DOI: 10.3390/microorganisms12010046 ISSN: 2076-2607

Biofilm Formation in Campylobacter concisus: The Role of the luxS Gene

Mohsina Huq, Syeda Umme Habiba Wahid, Taghrid Istivan
  • Virology
  • Microbiology (medical)
  • Microbiology

Campylobacter concisus is a bacterium that inhabits human oral cavities and is an emerging intestinal tract pathogen known to be a biofilm producer and one of the bacterial species found in dental plaque. In this study, biofilms of oral and intestinal C. concisus isolates were phenotypically characterized. The role of the luxS gene, which is linked to the regulation of biofilm formation in other pathogens, was assessed in relation to the pathogenic potential of this bacterium. Biofilm formation capacity was assessed using phenotypic assays. Oral strains were shown to be the highest producers. A luxS mutant was created by inserting a kanamycin cassette within the luxS gene of the highest biofilm-forming isolate.
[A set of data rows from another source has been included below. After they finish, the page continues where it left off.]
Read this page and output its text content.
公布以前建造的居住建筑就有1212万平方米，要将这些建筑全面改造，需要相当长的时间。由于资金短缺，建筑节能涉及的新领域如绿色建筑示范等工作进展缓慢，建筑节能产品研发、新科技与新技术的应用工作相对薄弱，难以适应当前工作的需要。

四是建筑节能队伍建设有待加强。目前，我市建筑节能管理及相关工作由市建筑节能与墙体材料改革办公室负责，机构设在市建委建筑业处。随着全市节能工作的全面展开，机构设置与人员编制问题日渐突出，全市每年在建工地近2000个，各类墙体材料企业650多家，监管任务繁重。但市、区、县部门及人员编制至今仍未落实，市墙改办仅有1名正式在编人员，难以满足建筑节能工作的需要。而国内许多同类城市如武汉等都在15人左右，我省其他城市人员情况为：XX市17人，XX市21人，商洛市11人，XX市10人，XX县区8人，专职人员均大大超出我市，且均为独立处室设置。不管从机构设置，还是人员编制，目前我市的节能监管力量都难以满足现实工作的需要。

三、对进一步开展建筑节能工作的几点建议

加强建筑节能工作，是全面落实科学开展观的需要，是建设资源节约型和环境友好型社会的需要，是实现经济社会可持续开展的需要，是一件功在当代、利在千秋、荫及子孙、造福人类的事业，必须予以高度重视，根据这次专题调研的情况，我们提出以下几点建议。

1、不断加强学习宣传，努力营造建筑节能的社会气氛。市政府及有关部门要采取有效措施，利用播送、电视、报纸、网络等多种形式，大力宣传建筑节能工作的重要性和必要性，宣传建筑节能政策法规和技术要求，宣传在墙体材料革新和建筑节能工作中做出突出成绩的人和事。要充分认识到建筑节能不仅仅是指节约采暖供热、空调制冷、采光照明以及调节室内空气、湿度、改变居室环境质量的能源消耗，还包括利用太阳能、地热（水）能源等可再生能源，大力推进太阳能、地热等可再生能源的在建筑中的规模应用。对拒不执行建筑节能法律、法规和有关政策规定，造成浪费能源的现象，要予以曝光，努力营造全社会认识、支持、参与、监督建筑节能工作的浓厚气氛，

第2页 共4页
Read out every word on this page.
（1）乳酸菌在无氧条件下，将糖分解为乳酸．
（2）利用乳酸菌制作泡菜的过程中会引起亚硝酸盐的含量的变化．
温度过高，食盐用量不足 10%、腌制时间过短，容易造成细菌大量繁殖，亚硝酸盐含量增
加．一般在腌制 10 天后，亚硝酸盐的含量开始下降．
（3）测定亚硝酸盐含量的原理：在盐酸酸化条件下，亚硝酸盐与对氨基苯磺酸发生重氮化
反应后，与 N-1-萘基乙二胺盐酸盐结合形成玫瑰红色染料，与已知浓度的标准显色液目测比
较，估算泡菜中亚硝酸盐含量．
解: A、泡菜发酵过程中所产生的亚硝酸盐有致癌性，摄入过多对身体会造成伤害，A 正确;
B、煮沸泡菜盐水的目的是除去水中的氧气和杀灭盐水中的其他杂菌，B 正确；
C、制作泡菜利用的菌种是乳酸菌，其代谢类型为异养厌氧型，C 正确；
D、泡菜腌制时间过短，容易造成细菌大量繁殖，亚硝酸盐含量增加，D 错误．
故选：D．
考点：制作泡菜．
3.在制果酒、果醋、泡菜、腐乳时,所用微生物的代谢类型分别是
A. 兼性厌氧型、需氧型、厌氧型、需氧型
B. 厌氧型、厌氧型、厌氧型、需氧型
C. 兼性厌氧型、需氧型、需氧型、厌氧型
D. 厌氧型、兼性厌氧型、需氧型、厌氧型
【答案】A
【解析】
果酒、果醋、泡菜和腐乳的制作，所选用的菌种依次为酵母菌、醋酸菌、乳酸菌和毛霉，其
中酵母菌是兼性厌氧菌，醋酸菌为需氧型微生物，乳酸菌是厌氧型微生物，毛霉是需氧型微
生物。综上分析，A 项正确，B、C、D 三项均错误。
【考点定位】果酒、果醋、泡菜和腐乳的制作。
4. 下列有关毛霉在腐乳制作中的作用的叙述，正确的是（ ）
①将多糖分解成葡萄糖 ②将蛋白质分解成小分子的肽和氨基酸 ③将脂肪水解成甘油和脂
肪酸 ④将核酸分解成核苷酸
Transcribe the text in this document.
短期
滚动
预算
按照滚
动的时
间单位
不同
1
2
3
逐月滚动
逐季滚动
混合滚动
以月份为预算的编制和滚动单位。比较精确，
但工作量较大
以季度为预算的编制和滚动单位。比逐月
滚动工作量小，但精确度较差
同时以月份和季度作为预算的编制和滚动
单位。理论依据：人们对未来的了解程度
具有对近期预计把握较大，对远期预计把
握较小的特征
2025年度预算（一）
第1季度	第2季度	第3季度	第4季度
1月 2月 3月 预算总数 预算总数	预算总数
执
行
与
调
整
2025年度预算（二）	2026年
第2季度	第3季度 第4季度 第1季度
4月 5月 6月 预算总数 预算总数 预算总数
The loss of the polar flagellum was observed with scanning and transmission electron microscopy (SEM and TEM). Furthermore, the luxS mutant exhibited a significant reduction (p < 0.05) in biofilm formation, motility, and its expression of flaB, in addition to the capability to invade intestinal epithelial cells, compared to the parental strain. The study concluded that C. concisus oral isolates are significantly higher biofilm producers than the intestinal isolates and that LuxS plays a role in biofilm formation, invasion, and motility in this bacterium.